Hoy tenemos que insistir enérgicamente sobre este criterio cristiano fundamental. Siguiendo las líneas de las Bienaventuranzas, la fe cristiana es y sigue siendo defensa de los simples contra la presunción elitista de los intelectuales. Aquí finalmente se hace patente el elemento totalmente democrático en que radica el deber del magisterio eclesiástico. A este magisterio se le confía la tarea de defender la fe de los simples contra el poder de los intelectuales. El deber de volverse voz de los simples allí donde la teología deja de explicar la profesión de fe y ponerse por encima de la simple palabra de profesión de fe.
En este sentido el magisterio siempre actuará en olor de ingenuidad. Ante las inteligentes teorías sobre las dificultades de comunicación intercultural, deberá atenerse a la simplicidad y al entendimiento común de los términos fundamentales de la profesión de fe. Ante los artificios que denuncian la literalidad de la fe como intolerable ingenuidad, ante quienes dicen incluso que las mismas formulaciones contrastantes en el fondo tienen el mismo significado, ante todo eso, el magisterio habrá de atenerse a la literalidad de esa unívoca profesión de fe, común y fundamental. De esa manera se seguirá considerando atrasado al magisterio, y precisamente de esa manera seguirá la forma apostólica tal como la describe Pablo: » Porque pienso que a nosotros los apóstoles, Dios nos ha asignado el último lugar… puestos a modo de espectáculo para el mundo, los ángeles y los hombres. Nosotros, necios por seguir a Cristo: vosotros, sabios por Cristo» (1 Cor 4,9 y sigs.)

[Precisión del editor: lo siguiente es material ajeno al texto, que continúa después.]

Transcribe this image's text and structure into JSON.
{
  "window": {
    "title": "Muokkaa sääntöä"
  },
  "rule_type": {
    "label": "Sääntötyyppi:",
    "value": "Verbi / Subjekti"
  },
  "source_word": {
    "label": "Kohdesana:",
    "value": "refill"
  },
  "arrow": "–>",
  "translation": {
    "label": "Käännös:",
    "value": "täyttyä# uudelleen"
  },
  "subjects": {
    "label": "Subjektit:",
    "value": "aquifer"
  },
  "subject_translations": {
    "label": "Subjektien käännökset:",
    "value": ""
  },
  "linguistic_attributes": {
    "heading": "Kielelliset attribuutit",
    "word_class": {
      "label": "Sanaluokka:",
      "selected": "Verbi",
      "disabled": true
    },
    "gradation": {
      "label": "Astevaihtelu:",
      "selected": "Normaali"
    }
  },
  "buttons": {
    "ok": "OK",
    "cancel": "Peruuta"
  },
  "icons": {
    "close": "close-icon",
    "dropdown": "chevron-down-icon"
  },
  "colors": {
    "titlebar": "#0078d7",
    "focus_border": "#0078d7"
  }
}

Proteger la fe de los simples: de aquéllos que no escriben libros, que no hablan en la televisión y no pueden escribir editoriales en los diarios, ésa es la tarea democrática del magisterio de la Iglesia. Tarea que da voz a los que carecen de ella. Y eso no es todo, naturalmente. La Iglesia está formada por fieles de todo el mundo y no solamente por los hombres de un lugar en particular, de una diócesis particular o de un país determinado. Es por eso que siempre habrá de defender la fe de la totalidad contra las tendencias particulares. El obispo representa en su diócesis a toda la Iglesia y ésta es su tarea de representación. Pero ni siquiera así está todo dicho. La Iglesia está formada incluso por aquellos que han vivido antes que nosotros, por todos los santos. Ellos no fueron Iglesia, ellos son Iglesia. Por lo tanto en la Iglesia siempre tienen que estar representados los creyentes en su totalidad. A los sacerdotes y obispos se les confía la tarea de representar la Iglesia entera desde el momento en que, durante su consagración, se empeñan solemnemente según la tradición de la Iglesia, y ese empeño es el verdadero contenido del sacramento. Empeño de ser la voz de muertos que en realidad están vivos. Y todavía no hemos llegado al punto decisivo de que la Iglesia, como organismo viviente, palabras de Pabló, es cabeza y cuerpo. Un cuerpo sin cabeza ya no es un cuerpo sino un cadáver. Y la cabeza es Cristo. Este es el contenido más profundo y la íntima esencia del sacramento, que, más allá de las encuestas de opinión, tiene que ser representado pues sin él se reduciría a un cadáver la Iglesia y toda la humanidad. Su palabra no fue de ninguna manera descontada, amable y encantadora como nos la presenta un falso romanticismo sobre Jesús. Por el contrario, fue áspera y cortante como el verdadero amor, que no se deja separar de la Verdad, lo que le costó la cruz. Siempre ha sido muy molesta para la opinión pública de todos los tiempos. Y sigue siéndolo. En la Iglesia siempre tiene que estar representado algo más que la mera media de las opiniones, Tiene que estar representada la pretensión propia de Jesucristo, y eso sólo es posible a través del vínculo del sacramento, del vínculo con la forma de fe común que se nos ha transmitido a todos nosotros en el sacramento.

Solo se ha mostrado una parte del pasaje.